Since the cronut, social media has been boasting a parade of photogenically-inspired of rainbow bagels, cotton candy-adorned milkshakes, and the like. My cynicism leads me to believe that these dishes are created for mostly — if not solely — for the purpose of being observed more than being eaten.
But in fairness, I can't let my preconceptions alone form my judgment of a food or a restaurant, so intrigued by the supersized soup dumplings that have been popping up on the KAC Food Instagram — and enjoying some very positive press —as of late, I decided that more thorough research would be necessary to find out what these culinary water balloons were really about, prompting me to make the quick trip, down to 8th Street and 1st Avenue, to the full, small space for lunch.
The "marquee" item on the menu at Drunken Dumpling is — the draw — is, of course, the XL Xiao Long Bao, which is bowl-sized soup dumpling holding crab, shrimp, scallops, and ground pork, in a combination of hot chicken, pork, and vegetable broths. The soup is sealed within the doughy bun; the bun is meant to be first pierced with a straw, so that one can sip the broth.
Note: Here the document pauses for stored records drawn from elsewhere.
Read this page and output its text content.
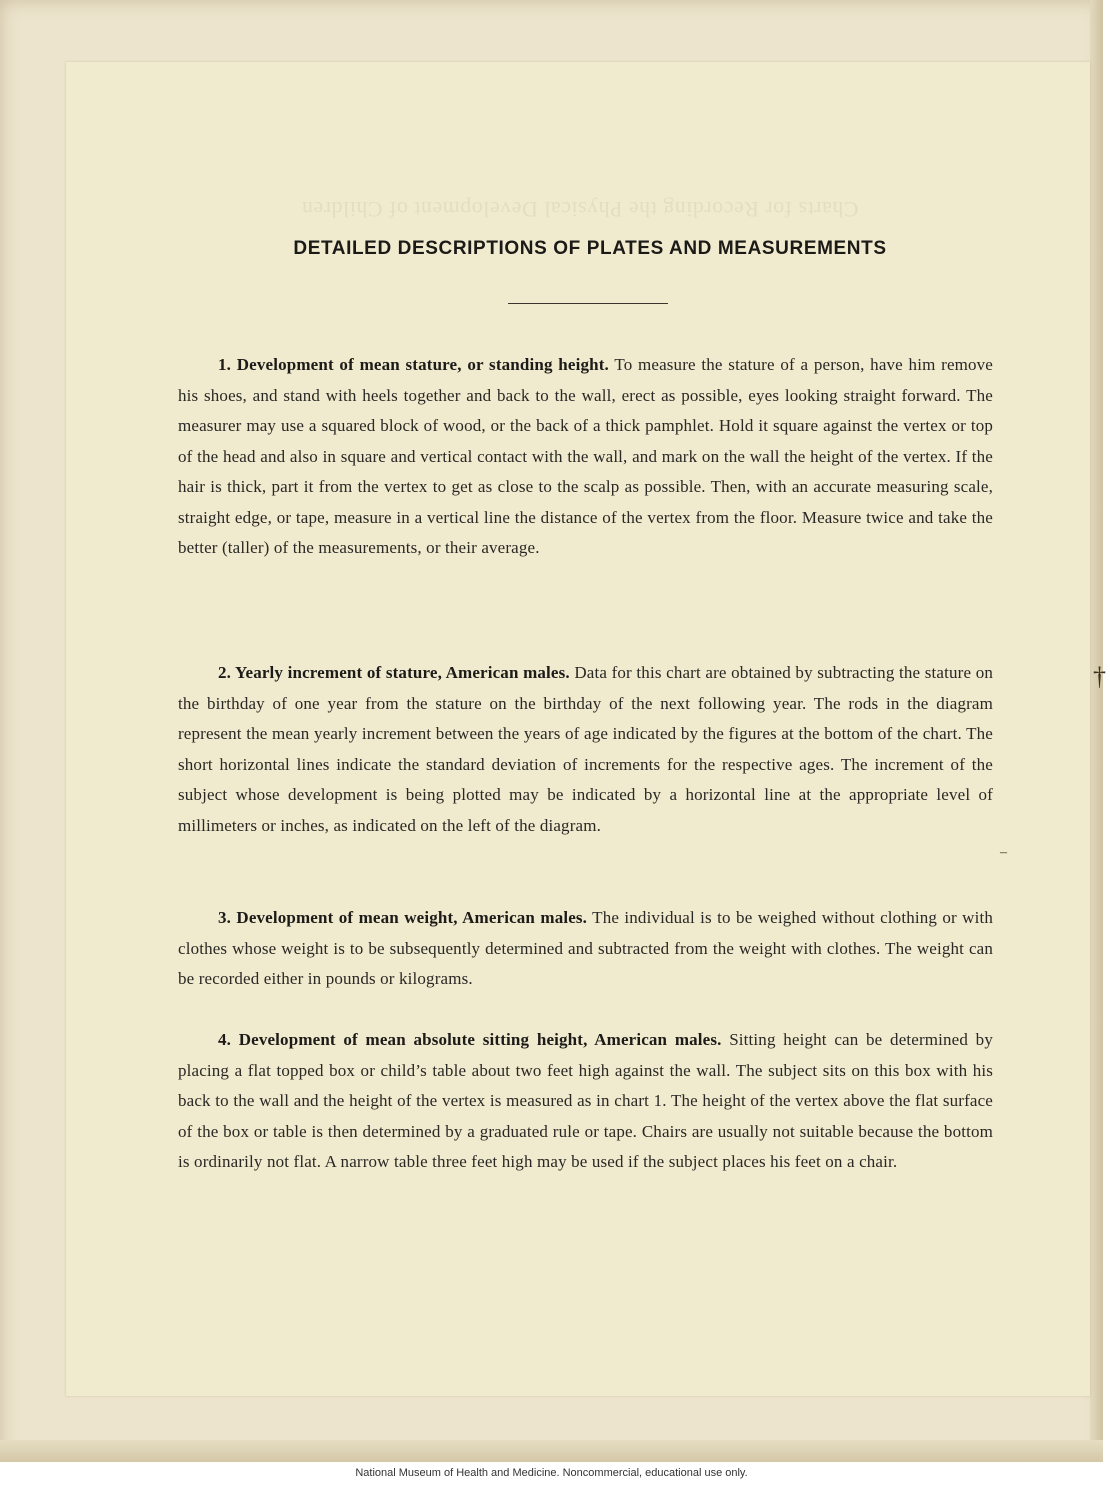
Charts for Recording the Physical Development of Children
DETAILED DESCRIPTIONS OF PLATES AND MEASUREMENTS
1. Development of mean stature, or standing height. To measure the stature of a person, have him remove his shoes, and stand with heels together and back to the wall, erect as possible, eyes looking straight forward. The measurer may use a squared block of wood, or the back of a thick pamphlet. Hold it square against the vertex or top of the head and also in square and vertical contact with the wall, and mark on the wall the height of the vertex. If the hair is thick, part it from the vertex to get as close to the scalp as possible. Then, with an accurate measuring scale, straight edge, or tape, measure in a vertical line the distance of the vertex from the floor. Measure twice and take the better (taller) of the measurements, or their average.
2. Yearly increment of stature, American males. Data for this chart are obtained by subtracting the stature on the birthday of one year from the stature on the birthday of the next following year. The rods in the diagram represent the mean yearly increment between the years of age indicated by the figures at the bottom of the chart. The short horizontal lines indicate the standard deviation of increments for the respective ages. The increment of the subject whose development is being plotted may be indicated by a horizontal line at the appropriate level of millimeters or inches, as indicated on the left of the diagram.
3. Development of mean weight, American males. The individual is to be weighed without clothing or with clothes whose weight is to be subsequently determined and subtracted from the weight with clothes. The weight can be recorded either in pounds or kilograms.
4. Development of mean absolute sitting height, American males. Sitting height can be determined by placing a flat topped box or child’s table about two feet high against the wall. The subject sits on this box with his back to the wall and the height of the vertex is measured as in chart 1. The height of the vertex above the flat surface of the box or table is then determined by a graduated rule or tape. Chairs are usually not suitable because the bottom is ordinarily not flat. A narrow table three feet high may be used if the subject places his feet on a chair.
†
–
National Museum of Health and Medicine. Noncommercial, educational use only.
Then one can go into the dumpling with a fork or spoon to get at all the solid, meaty goodness, and firm yet spongy dumpling.
Far more than just show, the broth in the dumpling was sublime, actually, aromatic, with balance and depth, rounding out the sweetness of the crab, shrimp, and scallop, while boasting that extra earthy layer of porky goodness.
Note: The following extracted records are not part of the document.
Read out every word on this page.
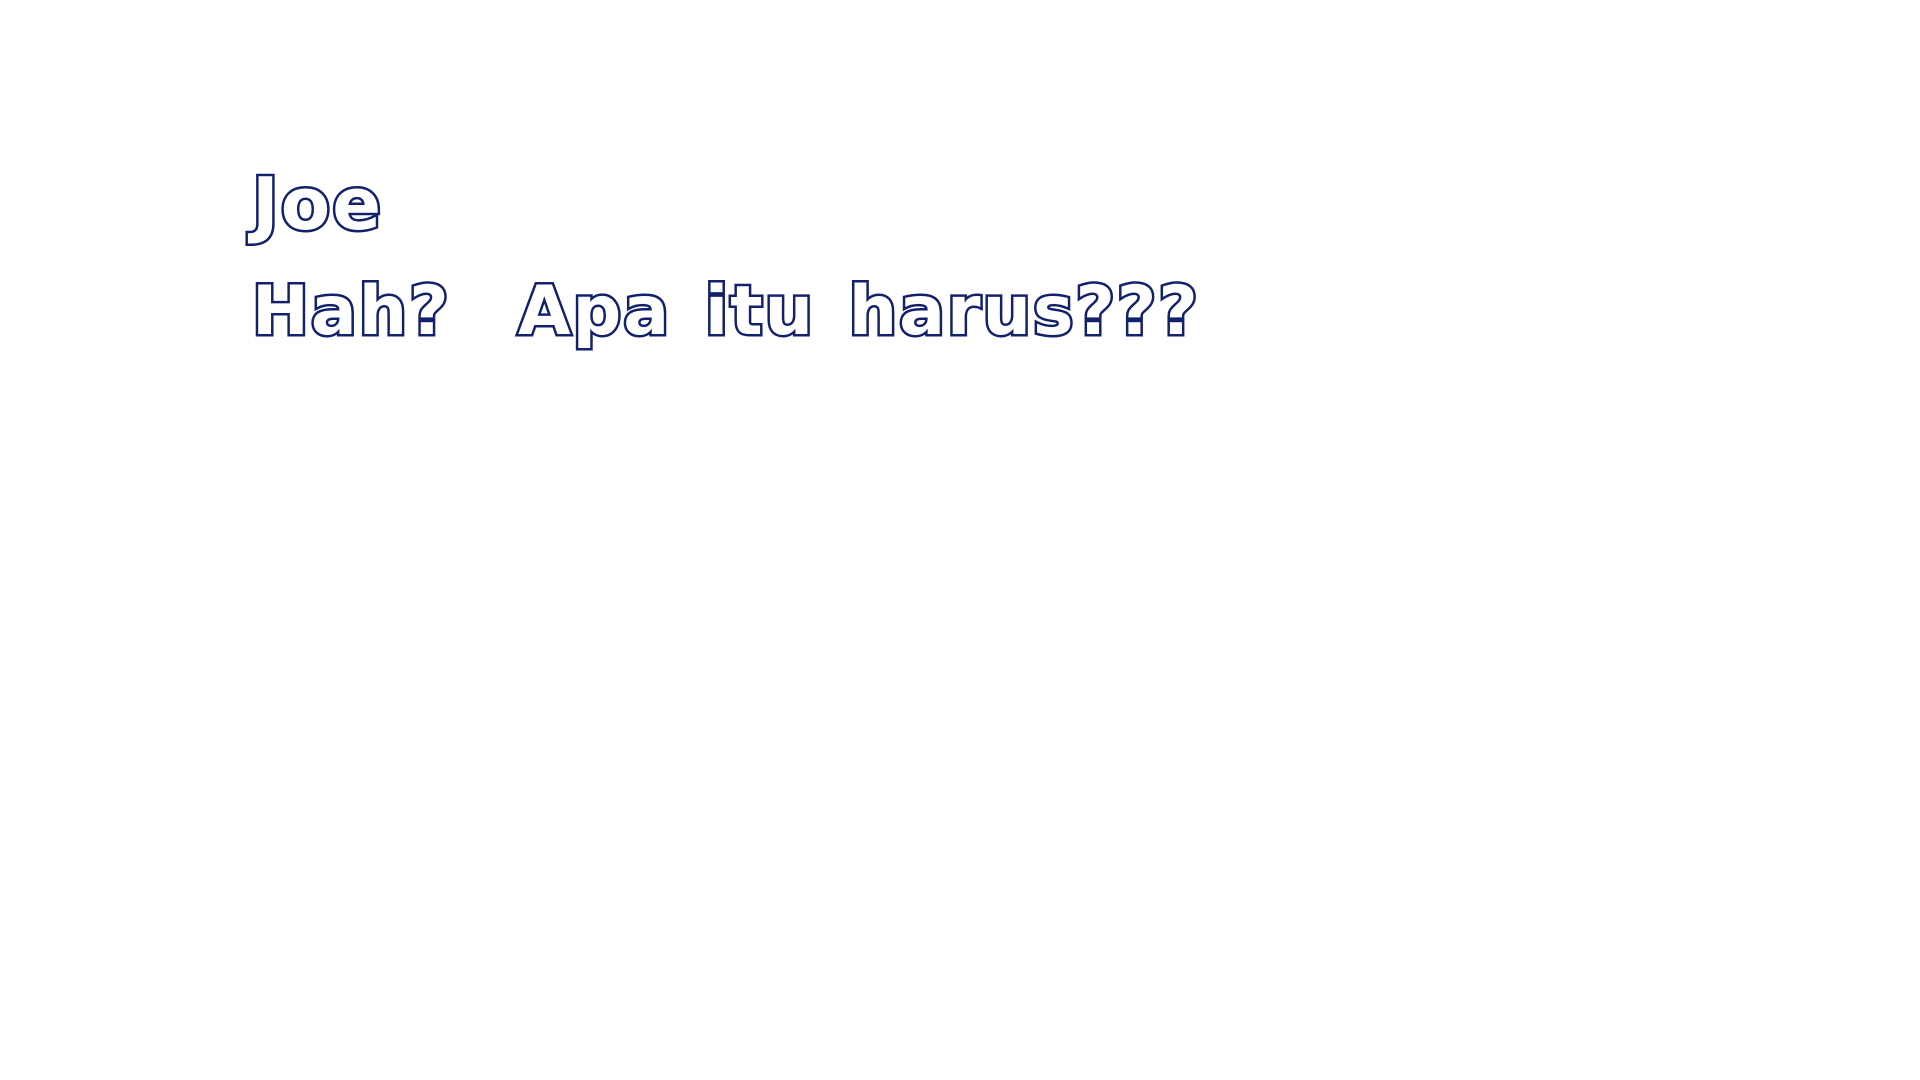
Joe
Hah?  Apa itu harus???
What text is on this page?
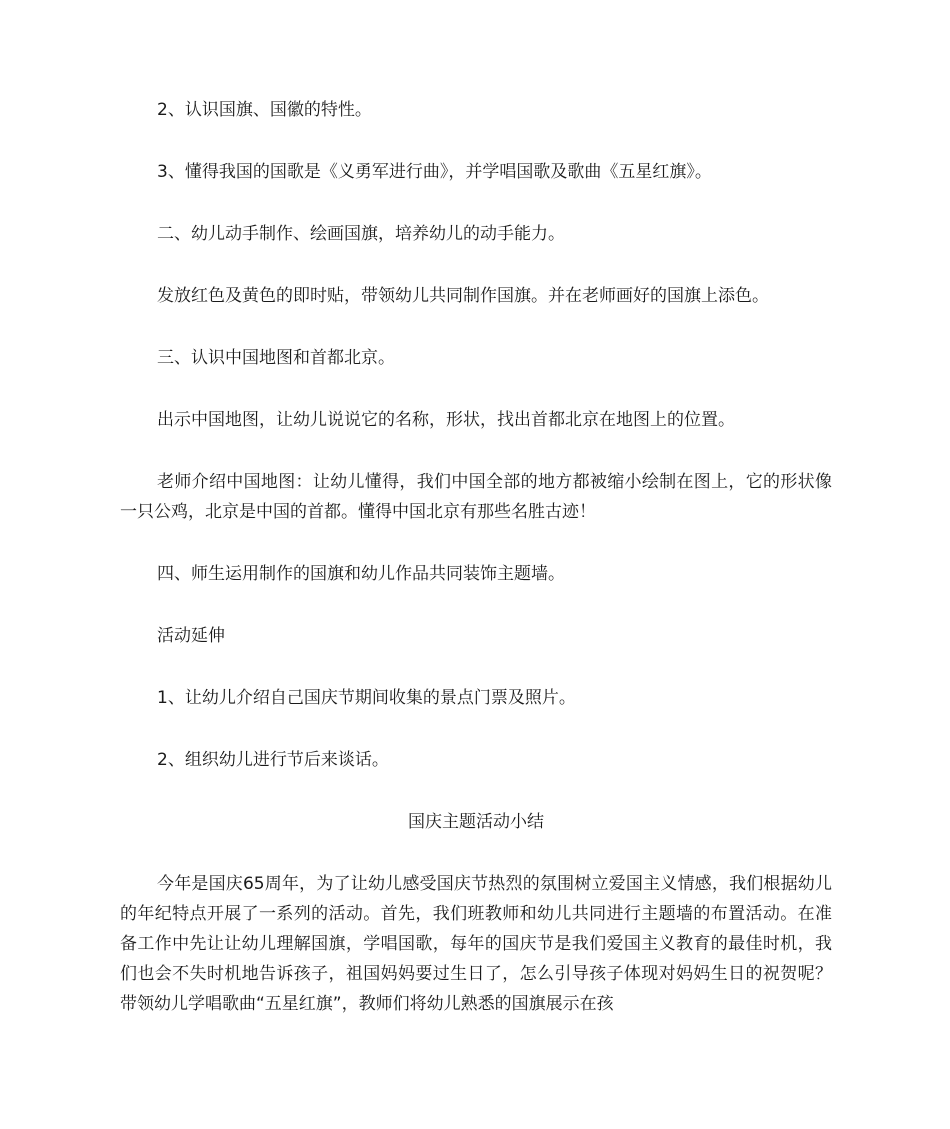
2、认识国旗、国徽的特性。

3、懂得我国的国歌是《义勇军进行曲》，并学唱国歌及歌曲《五星红旗》。

二、幼儿动手制作、绘画国旗，培养幼儿的动手能力。

发放红色及黄色的即时贴，带领幼儿共同制作国旗。并在老师画好的国旗上添色。

三、认识中国地图和首都北京。

出示中国地图，让幼儿说说它的名称，形状，找出首都北京在地图上的位置。

老师介绍中国地图：让幼儿懂得，我们中国全部的地方都被缩小绘制在图上，它的形状像一只公鸡，北京是中国的首都。懂得中国北京有那些名胜古迹！

四、师生运用制作的国旗和幼儿作品共同装饰主题墙。

活动延伸

1、让幼儿介绍自己国庆节期间收集的景点门票及照片。

2、组织幼儿进行节后来谈话。

国庆主题活动小结

今年是国庆65周年，为了让幼儿感受国庆节热烈的氛围树立爱国主义情感，我们根据幼儿的年纪特点开展了一系列的活动。首先，我们班教师和幼儿共同进行主题墙的布置活动。在准备工作中先让让幼儿理解国旗，学唱国歌，每年的国庆节是我们爱国主义教育的最佳时机，我们也会不失时机地告诉孩子，祖国妈妈要过生日了，怎么引导孩子体现对妈妈生日的祝贺呢？带领幼儿学唱歌曲“五星红旗”，教师们将幼儿熟悉的国旗展示在孩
At that size the XL dumpling is a meal unto itself, but I always need to get as much as in informed opinion as possible of a restaurant's menu, so I tried as well the fried chicken with cashews pot stickers (jiaozi) and the steamed pork buns with scallions (baozi)
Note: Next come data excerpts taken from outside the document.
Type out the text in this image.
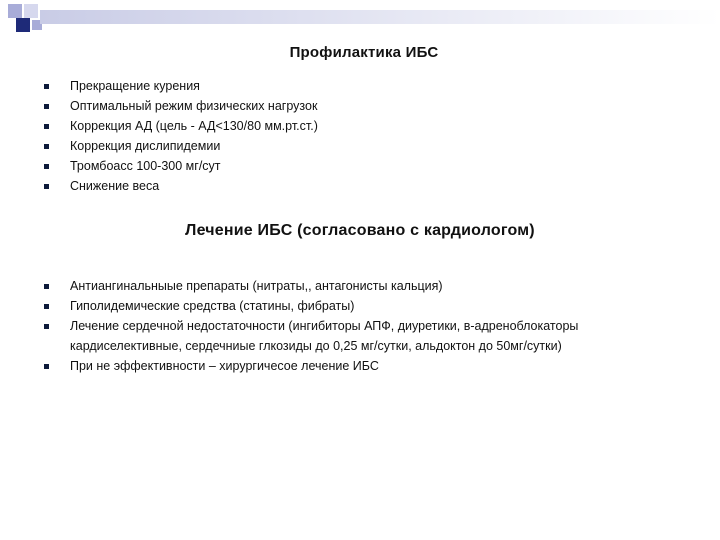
Профилактика ИБС
Прекращение курения
Оптимальный режим физических нагрузок
Коррекция АД (цель - АД<130/80 мм.рт.ст.)
Коррекция дислипидемии
Тромбоасс 100-300 мг/сут
Снижение веса
Лечение ИБС (согласовано с кардиологом)
Антиангинальныые препараты (нитраты,, антагонисты кальция)
Гиполидемические средства (статины, фибраты)
Лечение сердечной недостаточности (ингибиторы АПФ, диуретики, в-адреноблокаторы кардиселективные, сердечниые глкозиды до 0,25 мг/сутки, альдоктон до 50мг/сутки)
При не эффективности – хирургичесое лечение ИБС
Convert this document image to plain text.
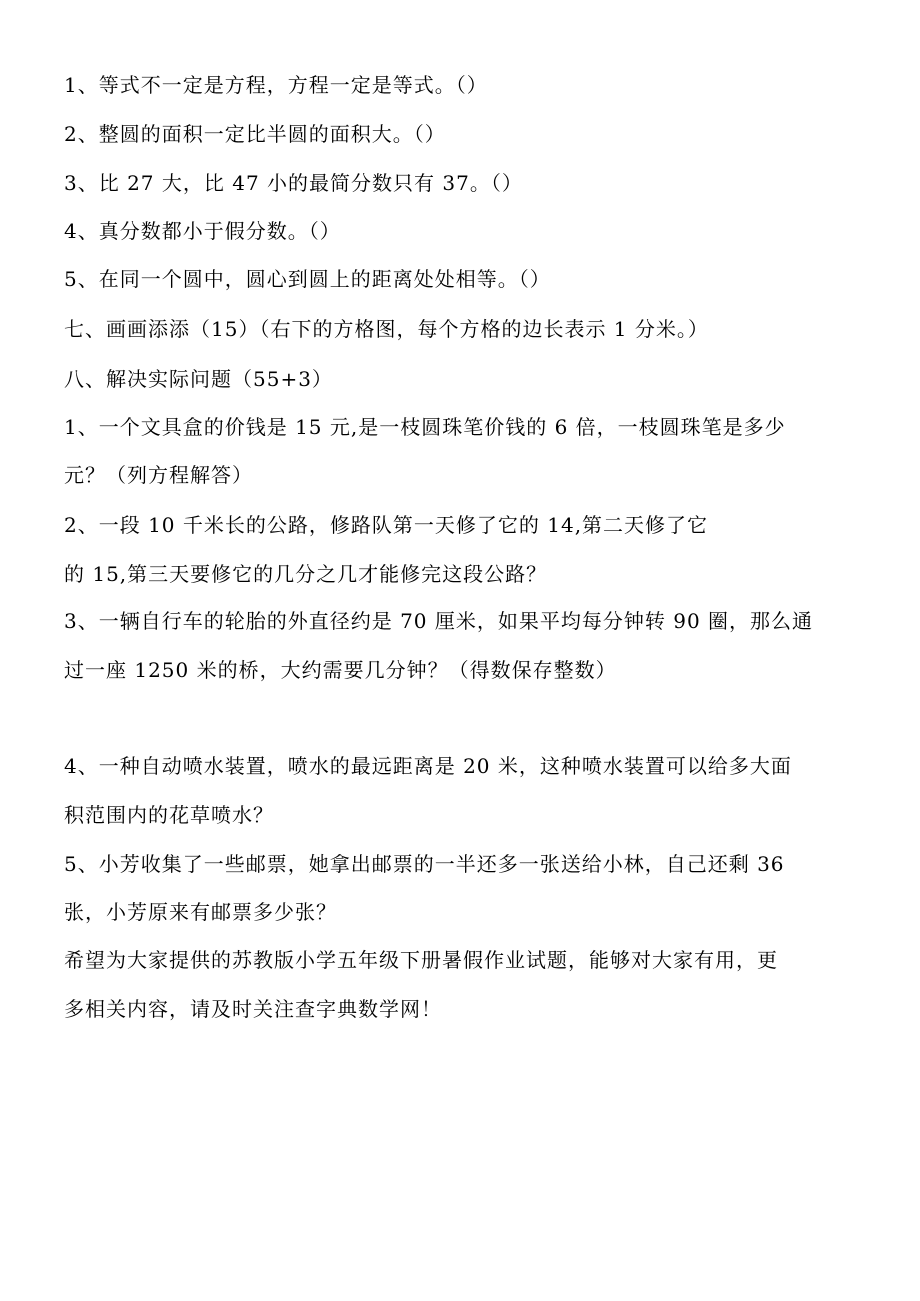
1、等式不一定是方程，方程一定是等式。（）
2、整圆的面积一定比半圆的面积大。（）
3、比 27 大，比 47 小的最简分数只有 37。（）
4、真分数都小于假分数。（）
5、在同一个圆中，圆心到圆上的距离处处相等。（）
七、画画添添（15）（右下的方格图，每个方格的边长表示 1 分米。）
八、解决实际问题（55+3）
1、一个文具盒的价钱是 15 元,是一枝圆珠笔价钱的 6 倍，一枝圆珠笔是多少
元？（列方程解答）
2、一段 10 千米长的公路，修路队第一天修了它的 14,第二天修了它
的 15,第三天要修它的几分之几才能修完这段公路？
3、一辆自行车的轮胎的外直径约是 70 厘米，如果平均每分钟转 90 圈，那么通
过一座 1250 米的桥，大约需要几分钟？（得数保存整数）
4、一种自动喷水装置，喷水的最远距离是 20 米，这种喷水装置可以给多大面
积范围内的花草喷水？
5、小芳收集了一些邮票，她拿出邮票的一半还多一张送给小林，自己还剩 36
张，小芳原来有邮票多少张？
希望为大家提供的苏教版小学五年级下册暑假作业试题，能够对大家有用，更
多相关内容，请及时关注查字典数学网！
These as well were extremely well executed, both order's ground meat fillings tender, juicy, and flavorful, each bolstered nicely by a toothsome, pliable, doughs for texture — the potstickers boasting a fun, crisp edge, and the buns go the other direction with an airy, pillowing wrap.
The place was just opened a weeks ago by the mother-son team of Yuan Lee (son) and Quihi Guan, whose recipes it is that make the menu, and the restaurant now, understandably, already has a loyal following. So much so that a young lady from Iowa City, Leslie, came in to get tips for the dumplings she's making in home hometown for her business, Dumpling Darling. She and her fans were likewise very impressed.
As impressed as every other diner seemed to be. Especially once learning that Quihi herself is the one who preps all of the dishes herself and as well cooks many of them to order for lucky, happy diners.
Her lifelong love for her dishes is self-evident in the tastefully refined flavors of her food that hopefully continues to pack the place with grateful, eager appetites for the long haul, and not just mobile device cameras until the next foodie trend item.